E poi il lungo rapporto di Gigi Proietti con la tv, iniziato con gli sceneggiati della Rai monopolista – e viene subito in mente Il Circolo Pickwick di Ugo Gregoretti del 1968 – e terminato con la collaborazione nella realizzazione dei programmi di Alberto Angela, da Ulisse a Meraviglie cui ha partecipato puntellando con le sue interpretazioni il racconto per immagini. Nel mezzo alcuni dei titoli più iconici della produzione fictional italiana, da Villa Arzilla (1990) a Un figlio a metà (1992 e 1994), da Italian Restaurant (1994) all’Avvocato Porta (1997) fino al più recente Una pallottola nel cuore (2014). Nel mezzo però c’è stato quel Maresciallo Rocca che ha segnato l’immaginario italiano, diventato un fenomeno per ascolti e per capcità di raccontare un personaggio – e una provincia – che poi Don Matteo ha cercato di inseguire. Nelle cinque stagioni del poliziesco all’italiana (in onda dal 1996 al 2005 – ora su RaiPlay – con una miniserie conclusiva nel 2008 arrivata fuori tempo massimo), il maresciallo Giovanni Rocca con i suoi amori, le sue indagini, la sua paternità diretta e ‘indiretta’, rivolta agli uomini della sua Caserma, ha raccontato un’Italia esemplare e desiderabile ai telespettatori, così come con alcune delle sue caricature teatrali, in perfetto stile Petrolini che era stata una sua grande ispirazione, aveva rappresentato i vizi e i malcostumi più grotteschi degli stessi italiani.

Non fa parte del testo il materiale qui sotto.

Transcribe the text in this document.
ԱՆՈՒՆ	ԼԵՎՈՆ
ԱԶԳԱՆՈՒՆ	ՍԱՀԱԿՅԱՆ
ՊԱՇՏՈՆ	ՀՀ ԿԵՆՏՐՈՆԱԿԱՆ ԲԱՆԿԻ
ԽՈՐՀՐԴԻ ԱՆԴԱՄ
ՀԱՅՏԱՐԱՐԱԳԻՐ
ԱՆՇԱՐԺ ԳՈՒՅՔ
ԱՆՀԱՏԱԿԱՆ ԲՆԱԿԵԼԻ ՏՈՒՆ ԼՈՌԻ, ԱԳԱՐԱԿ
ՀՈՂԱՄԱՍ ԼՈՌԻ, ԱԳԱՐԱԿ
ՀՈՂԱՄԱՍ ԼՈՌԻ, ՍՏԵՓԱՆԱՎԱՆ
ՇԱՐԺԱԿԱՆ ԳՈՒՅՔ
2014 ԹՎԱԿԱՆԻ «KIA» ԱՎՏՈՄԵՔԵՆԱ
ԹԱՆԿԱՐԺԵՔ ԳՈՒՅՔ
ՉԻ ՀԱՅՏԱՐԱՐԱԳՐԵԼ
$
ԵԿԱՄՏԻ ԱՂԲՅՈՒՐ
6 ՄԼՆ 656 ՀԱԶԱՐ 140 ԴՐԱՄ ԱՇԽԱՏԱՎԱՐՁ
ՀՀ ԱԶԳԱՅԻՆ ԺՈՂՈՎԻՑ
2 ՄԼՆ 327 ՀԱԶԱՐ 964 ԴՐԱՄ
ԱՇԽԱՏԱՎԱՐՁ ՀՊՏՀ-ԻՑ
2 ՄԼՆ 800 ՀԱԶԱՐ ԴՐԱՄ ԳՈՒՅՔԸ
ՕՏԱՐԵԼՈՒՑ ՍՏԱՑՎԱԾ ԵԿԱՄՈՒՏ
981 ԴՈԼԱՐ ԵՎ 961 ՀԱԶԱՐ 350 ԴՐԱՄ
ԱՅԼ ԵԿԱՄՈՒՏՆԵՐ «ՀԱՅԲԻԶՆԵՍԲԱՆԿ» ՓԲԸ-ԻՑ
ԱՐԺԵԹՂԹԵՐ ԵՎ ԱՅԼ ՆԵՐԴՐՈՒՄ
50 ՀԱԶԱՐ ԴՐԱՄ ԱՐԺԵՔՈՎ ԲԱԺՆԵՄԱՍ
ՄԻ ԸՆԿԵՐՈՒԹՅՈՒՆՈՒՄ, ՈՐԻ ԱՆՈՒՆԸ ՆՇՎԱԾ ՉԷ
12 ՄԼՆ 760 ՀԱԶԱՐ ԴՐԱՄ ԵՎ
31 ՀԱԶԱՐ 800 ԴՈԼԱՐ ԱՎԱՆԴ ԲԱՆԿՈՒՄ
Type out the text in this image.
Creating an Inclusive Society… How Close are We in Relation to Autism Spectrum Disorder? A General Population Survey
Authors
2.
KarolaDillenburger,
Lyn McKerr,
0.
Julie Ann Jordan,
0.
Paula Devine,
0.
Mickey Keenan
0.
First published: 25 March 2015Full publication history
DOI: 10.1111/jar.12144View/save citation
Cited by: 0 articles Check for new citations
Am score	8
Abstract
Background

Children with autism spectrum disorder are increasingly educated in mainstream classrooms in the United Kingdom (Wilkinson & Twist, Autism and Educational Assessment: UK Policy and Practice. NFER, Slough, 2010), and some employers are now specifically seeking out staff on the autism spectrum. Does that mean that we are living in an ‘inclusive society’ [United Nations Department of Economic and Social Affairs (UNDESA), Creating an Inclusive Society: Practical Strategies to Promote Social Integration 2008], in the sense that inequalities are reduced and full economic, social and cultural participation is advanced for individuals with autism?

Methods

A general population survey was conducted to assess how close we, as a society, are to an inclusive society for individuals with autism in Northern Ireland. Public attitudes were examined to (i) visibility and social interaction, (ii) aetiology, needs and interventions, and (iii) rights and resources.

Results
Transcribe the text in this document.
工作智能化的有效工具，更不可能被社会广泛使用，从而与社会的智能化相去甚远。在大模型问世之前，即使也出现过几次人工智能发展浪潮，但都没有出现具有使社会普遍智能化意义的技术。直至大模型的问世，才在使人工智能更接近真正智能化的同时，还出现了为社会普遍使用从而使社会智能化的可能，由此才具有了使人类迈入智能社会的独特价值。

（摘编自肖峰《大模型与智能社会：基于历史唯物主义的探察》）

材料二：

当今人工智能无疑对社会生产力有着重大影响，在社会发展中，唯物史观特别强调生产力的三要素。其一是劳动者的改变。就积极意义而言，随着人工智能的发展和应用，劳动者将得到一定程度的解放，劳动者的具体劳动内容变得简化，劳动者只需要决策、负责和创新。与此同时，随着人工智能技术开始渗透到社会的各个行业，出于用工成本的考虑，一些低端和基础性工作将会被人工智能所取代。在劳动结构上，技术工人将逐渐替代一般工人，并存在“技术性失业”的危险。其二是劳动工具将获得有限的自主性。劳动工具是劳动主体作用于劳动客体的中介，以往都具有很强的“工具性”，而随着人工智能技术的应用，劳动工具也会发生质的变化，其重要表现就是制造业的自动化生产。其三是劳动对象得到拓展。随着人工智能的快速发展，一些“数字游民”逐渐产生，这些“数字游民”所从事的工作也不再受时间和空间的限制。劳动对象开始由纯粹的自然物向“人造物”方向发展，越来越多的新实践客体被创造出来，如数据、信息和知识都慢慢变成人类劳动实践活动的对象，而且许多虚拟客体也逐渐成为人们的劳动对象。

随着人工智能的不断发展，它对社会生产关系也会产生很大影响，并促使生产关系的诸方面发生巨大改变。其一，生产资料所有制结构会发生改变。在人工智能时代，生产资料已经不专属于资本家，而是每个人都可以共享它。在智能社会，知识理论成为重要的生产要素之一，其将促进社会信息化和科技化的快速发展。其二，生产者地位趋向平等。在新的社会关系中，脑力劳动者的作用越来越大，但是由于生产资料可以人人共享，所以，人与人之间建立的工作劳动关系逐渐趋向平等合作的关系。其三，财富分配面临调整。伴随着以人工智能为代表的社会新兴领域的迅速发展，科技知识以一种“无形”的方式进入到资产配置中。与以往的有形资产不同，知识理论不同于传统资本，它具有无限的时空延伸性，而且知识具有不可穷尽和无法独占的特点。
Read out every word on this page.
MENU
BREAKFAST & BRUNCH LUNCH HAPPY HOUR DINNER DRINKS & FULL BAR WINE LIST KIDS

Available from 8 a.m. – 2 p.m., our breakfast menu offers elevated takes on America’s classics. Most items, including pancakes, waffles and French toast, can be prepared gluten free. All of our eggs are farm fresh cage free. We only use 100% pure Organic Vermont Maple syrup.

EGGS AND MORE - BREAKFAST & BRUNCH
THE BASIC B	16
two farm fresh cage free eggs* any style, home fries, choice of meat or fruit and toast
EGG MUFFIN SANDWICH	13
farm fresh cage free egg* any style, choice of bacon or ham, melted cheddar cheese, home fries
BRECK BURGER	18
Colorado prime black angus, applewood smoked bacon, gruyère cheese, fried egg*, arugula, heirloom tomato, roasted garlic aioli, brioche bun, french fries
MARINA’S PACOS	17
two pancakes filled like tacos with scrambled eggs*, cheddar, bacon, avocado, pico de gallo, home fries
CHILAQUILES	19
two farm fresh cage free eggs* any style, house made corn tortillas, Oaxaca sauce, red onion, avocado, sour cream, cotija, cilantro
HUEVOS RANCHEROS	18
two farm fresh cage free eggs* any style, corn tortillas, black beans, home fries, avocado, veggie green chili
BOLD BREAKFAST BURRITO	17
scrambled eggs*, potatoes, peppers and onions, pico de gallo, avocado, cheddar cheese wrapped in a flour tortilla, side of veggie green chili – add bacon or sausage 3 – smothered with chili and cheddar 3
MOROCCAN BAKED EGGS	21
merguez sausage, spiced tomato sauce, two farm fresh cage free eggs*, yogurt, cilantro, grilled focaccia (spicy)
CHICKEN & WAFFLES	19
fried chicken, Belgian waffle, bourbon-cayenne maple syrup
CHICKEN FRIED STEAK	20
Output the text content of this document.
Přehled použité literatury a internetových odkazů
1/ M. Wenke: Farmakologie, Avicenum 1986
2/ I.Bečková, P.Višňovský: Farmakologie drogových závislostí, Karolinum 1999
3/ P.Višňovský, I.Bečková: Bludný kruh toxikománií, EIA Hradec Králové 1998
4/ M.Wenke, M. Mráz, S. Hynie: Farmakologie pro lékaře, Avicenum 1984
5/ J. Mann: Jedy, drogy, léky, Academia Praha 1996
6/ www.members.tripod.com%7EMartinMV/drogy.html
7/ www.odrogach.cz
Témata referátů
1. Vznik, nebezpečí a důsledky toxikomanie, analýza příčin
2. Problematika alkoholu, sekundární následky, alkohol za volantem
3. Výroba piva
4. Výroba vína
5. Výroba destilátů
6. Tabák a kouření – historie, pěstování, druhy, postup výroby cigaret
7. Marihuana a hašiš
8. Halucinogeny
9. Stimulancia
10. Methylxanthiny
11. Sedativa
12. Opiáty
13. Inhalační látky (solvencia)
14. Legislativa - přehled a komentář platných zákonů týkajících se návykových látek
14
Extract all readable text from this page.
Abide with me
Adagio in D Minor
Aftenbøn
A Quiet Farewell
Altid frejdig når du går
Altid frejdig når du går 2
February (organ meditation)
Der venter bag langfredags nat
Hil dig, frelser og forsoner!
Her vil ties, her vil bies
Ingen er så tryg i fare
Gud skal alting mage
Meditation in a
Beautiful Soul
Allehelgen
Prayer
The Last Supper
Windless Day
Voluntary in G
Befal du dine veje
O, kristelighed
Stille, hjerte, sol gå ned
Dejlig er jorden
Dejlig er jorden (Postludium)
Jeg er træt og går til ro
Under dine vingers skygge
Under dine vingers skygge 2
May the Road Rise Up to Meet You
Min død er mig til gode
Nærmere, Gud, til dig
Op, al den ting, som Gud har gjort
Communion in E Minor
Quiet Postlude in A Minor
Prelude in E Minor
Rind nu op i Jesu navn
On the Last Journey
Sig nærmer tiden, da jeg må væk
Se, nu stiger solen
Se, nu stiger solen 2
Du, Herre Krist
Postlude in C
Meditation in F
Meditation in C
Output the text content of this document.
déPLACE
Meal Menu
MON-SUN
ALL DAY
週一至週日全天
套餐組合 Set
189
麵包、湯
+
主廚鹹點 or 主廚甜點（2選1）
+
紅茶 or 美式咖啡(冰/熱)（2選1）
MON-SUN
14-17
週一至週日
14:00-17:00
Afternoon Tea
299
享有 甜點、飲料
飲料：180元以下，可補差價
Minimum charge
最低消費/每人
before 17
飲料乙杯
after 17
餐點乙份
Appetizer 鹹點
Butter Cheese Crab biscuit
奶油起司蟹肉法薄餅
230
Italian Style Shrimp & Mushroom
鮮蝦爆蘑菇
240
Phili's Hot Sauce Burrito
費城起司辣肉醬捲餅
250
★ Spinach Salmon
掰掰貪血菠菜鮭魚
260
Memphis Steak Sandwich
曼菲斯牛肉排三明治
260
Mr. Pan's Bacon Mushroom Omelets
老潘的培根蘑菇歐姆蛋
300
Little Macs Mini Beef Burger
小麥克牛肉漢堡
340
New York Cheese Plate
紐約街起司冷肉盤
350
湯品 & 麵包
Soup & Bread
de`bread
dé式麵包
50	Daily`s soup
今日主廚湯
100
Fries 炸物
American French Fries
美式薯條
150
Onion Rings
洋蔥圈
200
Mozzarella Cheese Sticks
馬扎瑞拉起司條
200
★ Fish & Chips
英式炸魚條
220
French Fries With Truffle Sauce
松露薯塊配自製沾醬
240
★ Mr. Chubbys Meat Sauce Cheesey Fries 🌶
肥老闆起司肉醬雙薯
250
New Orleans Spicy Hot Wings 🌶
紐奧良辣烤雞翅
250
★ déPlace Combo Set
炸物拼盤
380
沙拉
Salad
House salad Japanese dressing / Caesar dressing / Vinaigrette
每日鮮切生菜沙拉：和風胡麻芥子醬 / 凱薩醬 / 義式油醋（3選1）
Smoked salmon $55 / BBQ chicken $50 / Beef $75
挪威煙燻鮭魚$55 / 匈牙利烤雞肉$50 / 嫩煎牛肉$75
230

Gigi Proietti Il Maresciallo Rocca

Negli ultimi anni era tornato anche al palcoscenico televisivo con Cavalli di Battaglia, adattamento del suo show teatrale andato in onda nel prime time di Rai 1 nella primavera 2017: una chicca, una collezione dei suoi personaggi, un best of della sua carriera cui si era riusciti a inserire anche ‘duetti’ e collaborazioni che hanno offerto momenti di spettacolo preziosi per la tv. Tra gli ospiti di quelle 4 puntate l’amico Renzo Arbore (e il loro Come Pioveva – A domanda risponde, fa sorridere al solo ricordo), Nino Frassica, Corrado Guzzanti, Renato Zero, Fabrizio Frizzi.

In quello show accolse anche molti degli allievi formatisi nel suo Laboratorio e oggi volti noti anche del piccolo schermo, da Insinna a Cirilli, passando per Enrico Brignano, Nadia Rinaldi, Max Giusti, giusto per fare un paio di nomi. E tra i palchi calcati in una carriera poliedrica e densissima c’è stato anche quello del Teatro Ariston per Sanremo 1995, al quale arrivò in qualità di cantante in gara con Ma che ne sai… (…se non hai fatto il piano bar) insieme a Peppino di Capri e Stefano Palatresi, con cui formò per l’occasione il Trio Melody.

Riassumerne la carriera è un’impresa titanica e in fondo inutile, perché spunterebbe sempre uno sketch, un’inquadratura, un dialogo che ne ricorderebbe la grandezza. E mentre si moltiplicano i messaggi di cordoglio di amici, colleghi, allievi e semplici spettatori, non possiamo che pensare a quanto ha dato allo spettacolo italiano. Vederlo andar via ora, con i teatri chiusi – e lui ha combattuto sempre per farli vivere, dal Brancaccio all’esperienza del Globe Theatre romano -, nel mezzo di una pandemia che avrebbe saputo raccontare come pochi con i suoi personaggi, fa ancora più male.